De Morgen bleibt ebenfalls in der Hauptstadt: Am Wochenende haben wieder 3.500 Corona-Kritiker in Brüssel demonstriert. Wieder hat man gesehen und gehört, dass es das Virus gar nicht gibt. Dass der Corona-Pass der erste Schritt zu einem Apartheidsregime ist, dass Ungeimpfte bald den Judenstern tragen müssen und dass wir in einer Gesundheitsdiktatur leben. Eine Diktatur, die natürlich von der mächtigen Pharmalobby gesteuert wird. Spezialisten haben die Verschwörungstheorien nach dem 11. September analysiert. Was daraus gelernt worden ist, kann man auch auf die Corona-Krise anwenden. Erstens: Es ist vollkommen sinnlos, mit überzeugten Verschwörungstheoretikern diskutieren zu wollen. Zweitens: Die Behörden müssen vor allem deutlich und transparent sein.
Vor diesem Hintergrund ist der Kurs, den der Brüsseler Ecolo-Gesundheitsminister Alain Maron fährt, unbegreiflich. Der Impfgrad in Brüssel beträgt weniger als 50 Prozent, Krankenhäuser müssen nicht-dringende Operationen verschieben, Covid-Patienten müssen in andere Regionen verlegt werden. Und doch sagt Maron, dass der Corona-Pass nur dann ausgeweitet wird, wenn sich die Ansteckungszahlen verschlechtern. Politikerkollegen erklären sein Verhalten vor allem damit, dass ein Teil der Grünen und ihrer Basis aus Impfgegnern und -Skeptikern besteht. Es ist vielleicht noch nachvollziehbar, dass man die eigene Wählerschaft nicht enttäuschen will. Jeder Politiker muss an seine Wiederwahl denken. Aber so stur zu bleiben, während das Gesundheitssystem und die Gesellschaft ächzen, das kann man fast nur noch schuldhafte Unterlassung nennen, wettert De Morgen.

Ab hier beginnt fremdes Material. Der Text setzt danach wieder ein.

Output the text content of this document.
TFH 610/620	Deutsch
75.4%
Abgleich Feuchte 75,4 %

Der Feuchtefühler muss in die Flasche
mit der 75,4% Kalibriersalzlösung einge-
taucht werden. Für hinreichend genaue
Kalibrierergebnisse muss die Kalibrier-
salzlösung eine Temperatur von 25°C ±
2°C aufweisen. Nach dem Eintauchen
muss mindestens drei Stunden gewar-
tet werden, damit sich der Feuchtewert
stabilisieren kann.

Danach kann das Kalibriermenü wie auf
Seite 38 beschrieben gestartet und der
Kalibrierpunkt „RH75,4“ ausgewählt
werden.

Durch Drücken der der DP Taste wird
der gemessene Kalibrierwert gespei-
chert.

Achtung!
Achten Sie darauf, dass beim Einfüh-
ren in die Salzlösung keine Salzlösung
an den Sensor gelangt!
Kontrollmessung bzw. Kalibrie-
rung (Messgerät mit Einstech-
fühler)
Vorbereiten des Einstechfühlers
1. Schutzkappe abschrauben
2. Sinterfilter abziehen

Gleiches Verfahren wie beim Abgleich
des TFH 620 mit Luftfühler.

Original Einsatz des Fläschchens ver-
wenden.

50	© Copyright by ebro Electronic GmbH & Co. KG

Große Verantwortung für alle Beteiligten
Le Soir kommt auf dem Wiederbeginn des universitären Lebens zurück: Endlich geht es wieder los. Aber eines ist klar: Alle Beteiligten tragen eine große Verantwortung. Die Situation in den Universitäten und in ihrem Umfeld bedeutet, das es hier leicht zu Corona-Infektionsherden kommen kann. Das darf man auf keinen Fall unterschätzen, gerade angesichts der viel ansteckenderen Delta-Variante. Die jungen Menschen fühlen sich persönlich oft wenig vom Virus betroffen. Aber sie dürfen nie vergessen, dass sie aus zwei Gründen besonders zu einer Verschlechterung der epidemiologischen Lage beitragen können: zunächst wegen ihrer zahlreichen, sehr unterschiedlichen und wiederholten sozialen Kontakte. Aber auch, weil sie als Bevölkerungsgruppe einen sehr niedrigen Impfgrad aufweisen, mahnt Le Soir.